There are however good and bad ways as to how you go about asking for a pay rise. So here are my top tips!
- DO YOUR RESEARCH – Before you ask, you need to know what you are worth. You can do this quite easily by going onto job search sites and seeing how roles similar to yours are paid. There are also well known services for this provided by Hays, but you may have to pay for these.
- KNOW YOUR AUDIENCE – Know who you are pitching to. Are they the decision maker? Or are they going to have to pitch to the decision maker on your behalf? Think about what their motivation is for giving you a pay rise or pitching for you.
- PICK YOUR TIMING – Send an email, outlining that you’d like to discuss your performance and identify some areas where you have taken on more responsibility or overperformed. Explain that you feel that you would like your current pay to be reviewed as current market indicators indicate that it may now be out of line. Give the reader some time to consider it (but not too much time), and schedule a meeting to discuss it. Come with your evidence which you can refer to IF NEED BE. You may find that they just agree to increase your salary and you may not need the evidence.
- UNDERSTAND YOUR VALUE – by this, I mean to the company. What would the company do if you were to leave? What would the cost of this be? Be careful though not to burn bridges by saying negative phrases such as ‘I am not paid enough’. Talk about the value you add to the company, talk about your leadership skills and how you can help the company position itself better for the future.
- BE PREPARED TO NEGOTIATE – only 68% of women accept the salary they were offered and only 30% of women bother to negotiate at all. You will not come across as greedy or desperate, you will come across as smart (as long as you present yourself correctly).

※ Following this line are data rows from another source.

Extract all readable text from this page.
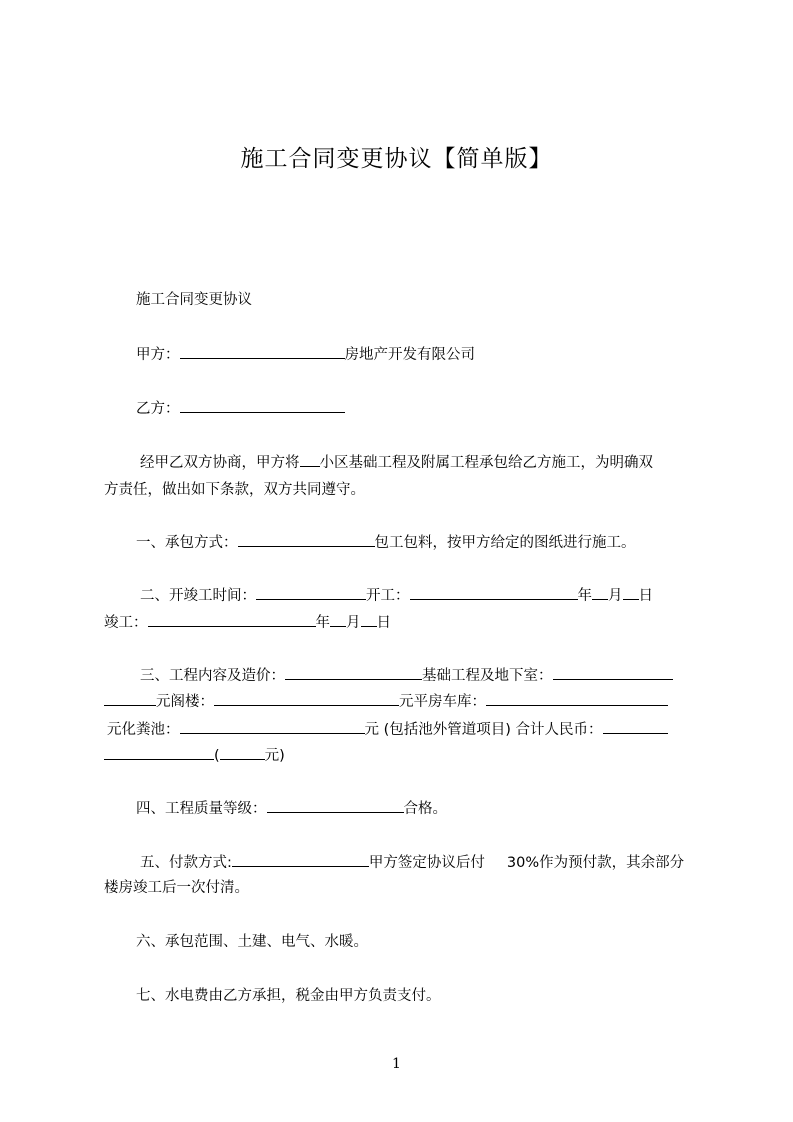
施工合同变更协议【简单版】
施工合同变更协议
甲方：	房地产开发有限公司
乙方：
经甲乙双方协商，甲方将 小区基础工程及附属工程承包给乙方施工，为明确双
方责任，做出如下条款，双方共同遵守。
一、承包方式：	包工包料，按甲方给定的图纸进行施工。
二、开竣工时间：	开工：	年 月 日
竣工：	年 月 日
三、工程内容及造价：	基础工程及地下室：
元阁楼：	元平房车库：
元化粪池：	元 (包括池外管道项目) 合计人民币：
(	元)
四、工程质量等级：	合格。
五、付款方式:	甲方签定协议后付 30%作为预付款，其余部分
楼房竣工后一次付清。
六、承包范围、土建、电气、水暖。
七、水电费由乙方承担，税金由甲方负责支付。
1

You may feel that if you have recently returned from maternity leave, that you will need to wait a few years before you ask for a pay review but you are still extremely valuable to your company. You may have even learnt knew skills of multitasking, organisation and leadership which you can use to progress within the company. Feel confident, feel strong, you are a mother now and you can do anything – single handed!